2º - O fundamento específico da recorribilidade incide sobre o indeferimento da prova pericial e por inspecção judicial que a Ré requereu em sede de articulado de contestação, a qual consubstancia uma rejeição de meio de prova nos termos do artigo 79º-A, nº 2, alínea d), do C.P.T., o que tudo se consigna para os efeitos previstos no artigo 81º, nº 1, do C.P.T..
3º - Com relevância factual para a decisão do caso em apreço, devem ser considerados os pontos (i) a (v) supra reproduzidos, que assim se dão por assentes para os devidos efeitos.

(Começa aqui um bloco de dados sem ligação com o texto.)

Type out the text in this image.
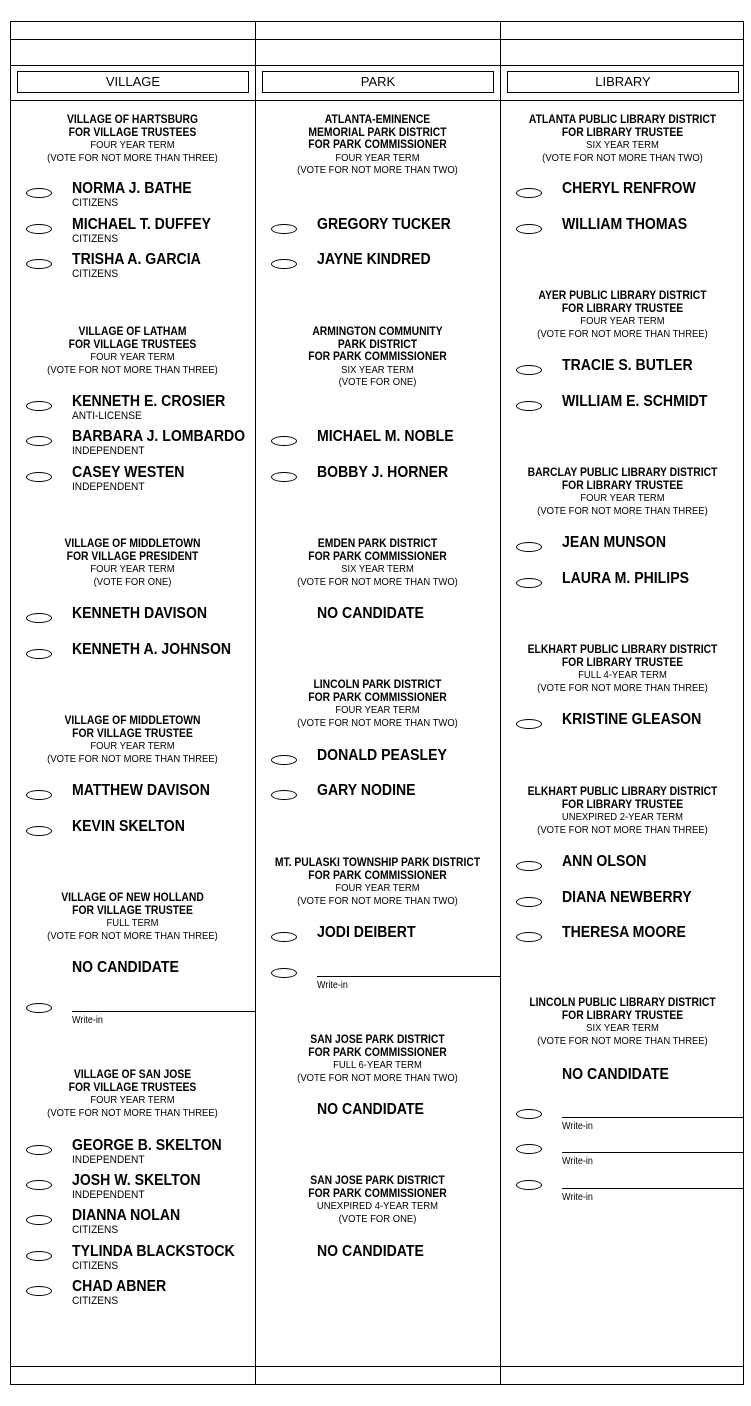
VILLAGE	PARK	LIBRARY
VILLAGE OF HARTSBURG
FOR VILLAGE TRUSTEES
FOUR YEAR TERM
(VOTE FOR NOT MORE THAN THREE)
NORMA J. BATHE
CITIZENS
MICHAEL T. DUFFEY
CITIZENS
TRISHA A. GARCIA
CITIZENS
VILLAGE OF LATHAM
FOR VILLAGE TRUSTEES
FOUR YEAR TERM
(VOTE FOR NOT MORE THAN THREE)
KENNETH E. CROSIER
ANTI-LICENSE
BARBARA J. LOMBARDO
INDEPENDENT
CASEY WESTEN
INDEPENDENT
VILLAGE OF MIDDLETOWN
FOR VILLAGE PRESIDENT
FOUR YEAR TERM
(VOTE FOR ONE)
KENNETH DAVISON
KENNETH A. JOHNSON
VILLAGE OF MIDDLETOWN
FOR VILLAGE TRUSTEE
FOUR YEAR TERM
(VOTE FOR NOT MORE THAN THREE)
MATTHEW DAVISON
KEVIN SKELTON
VILLAGE OF NEW HOLLAND
FOR VILLAGE TRUSTEE
FULL TERM
(VOTE FOR NOT MORE THAN THREE)
NO CANDIDATE
Write-in
VILLAGE OF SAN JOSE
FOR VILLAGE TRUSTEES
FOUR YEAR TERM
(VOTE FOR NOT MORE THAN THREE)
GEORGE B. SKELTON
INDEPENDENT
JOSH W. SKELTON
INDEPENDENT
DIANNA NOLAN
CITIZENS
TYLINDA BLACKSTOCK
CITIZENS
CHAD ABNER
CITIZENS
ATLANTA-EMINENCE
MEMORIAL PARK DISTRICT
FOR PARK COMMISSIONER
FOUR YEAR TERM
(VOTE FOR NOT MORE THAN TWO)
GREGORY TUCKER
JAYNE KINDRED
ARMINGTON COMMUNITY
PARK DISTRICT
FOR PARK COMMISSIONER
SIX YEAR TERM
(VOTE FOR ONE)
MICHAEL M. NOBLE
BOBBY J. HORNER
EMDEN PARK DISTRICT
FOR PARK COMMISSIONER
SIX YEAR TERM
(VOTE FOR NOT MORE THAN TWO)
NO CANDIDATE
LINCOLN PARK DISTRICT
FOR PARK COMMISSIONER
FOUR YEAR TERM
(VOTE FOR NOT MORE THAN TWO)
DONALD PEASLEY
GARY NODINE
MT. PULASKI TOWNSHIP PARK DISTRICT
FOR PARK COMMISSIONER
FOUR YEAR TERM
(VOTE FOR NOT MORE THAN TWO)
JODI DEIBERT
Write-in
SAN JOSE PARK DISTRICT
FOR PARK COMMISSIONER
FULL 6-YEAR TERM
(VOTE FOR NOT MORE THAN TWO)
NO CANDIDATE
SAN JOSE PARK DISTRICT
FOR PARK COMMISSIONER
UNEXPIRED 4-YEAR TERM
(VOTE FOR ONE)
NO CANDIDATE
ATLANTA PUBLIC LIBRARY DISTRICT
FOR LIBRARY TRUSTEE
SIX YEAR TERM
(VOTE FOR NOT MORE THAN TWO)
CHERYL RENFROW
WILLIAM THOMAS
AYER PUBLIC LIBRARY DISTRICT
FOR LIBRARY TRUSTEE
FOUR YEAR TERM
(VOTE FOR NOT MORE THAN THREE)
TRACIE S. BUTLER
WILLIAM E. SCHMIDT
BARCLAY PUBLIC LIBRARY DISTRICT
FOR LIBRARY TRUSTEE
FOUR YEAR TERM
(VOTE FOR NOT MORE THAN THREE)
JEAN MUNSON
LAURA M. PHILIPS
ELKHART PUBLIC LIBRARY DISTRICT
FOR LIBRARY TRUSTEE
FULL 4-YEAR TERM
(VOTE FOR NOT MORE THAN THREE)
KRISTINE GLEASON
ELKHART PUBLIC LIBRARY DISTRICT
FOR LIBRARY TRUSTEE
UNEXPIRED 2-YEAR TERM
(VOTE FOR NOT MORE THAN THREE)
ANN OLSON
DIANA NEWBERRY
THERESA MOORE
LINCOLN PUBLIC LIBRARY DISTRICT
FOR LIBRARY TRUSTEE
SIX YEAR TERM
(VOTE FOR NOT MORE THAN THREE)
NO CANDIDATE
Write-in
Write-in
Write-in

4º - Na petição inicial apresentada, a Autora deduz, como causa de pedir, a existência de um contrato de trabalho celebrado entre a Autora e a Ré (artigos lº a 43º), invocando para tal, de forma subsequente, o pagamento dos créditos referentes à alegada existência daquela relação contratual (artigos 44º a 64º).
- Em sede de contestação a Ré, defendendo-se por impugnação, negou a existência de qualquer contrato de trabalho, tendo ainda alegado as circunstâncias factuais que, no seu entendimento, permitem que seja demonstrada a existência de um contrato de prestação de serviços (artigos lº a 159º).
- O Tribunal "a quo" não fixou nem o objecto do litígio nem os temas da prova.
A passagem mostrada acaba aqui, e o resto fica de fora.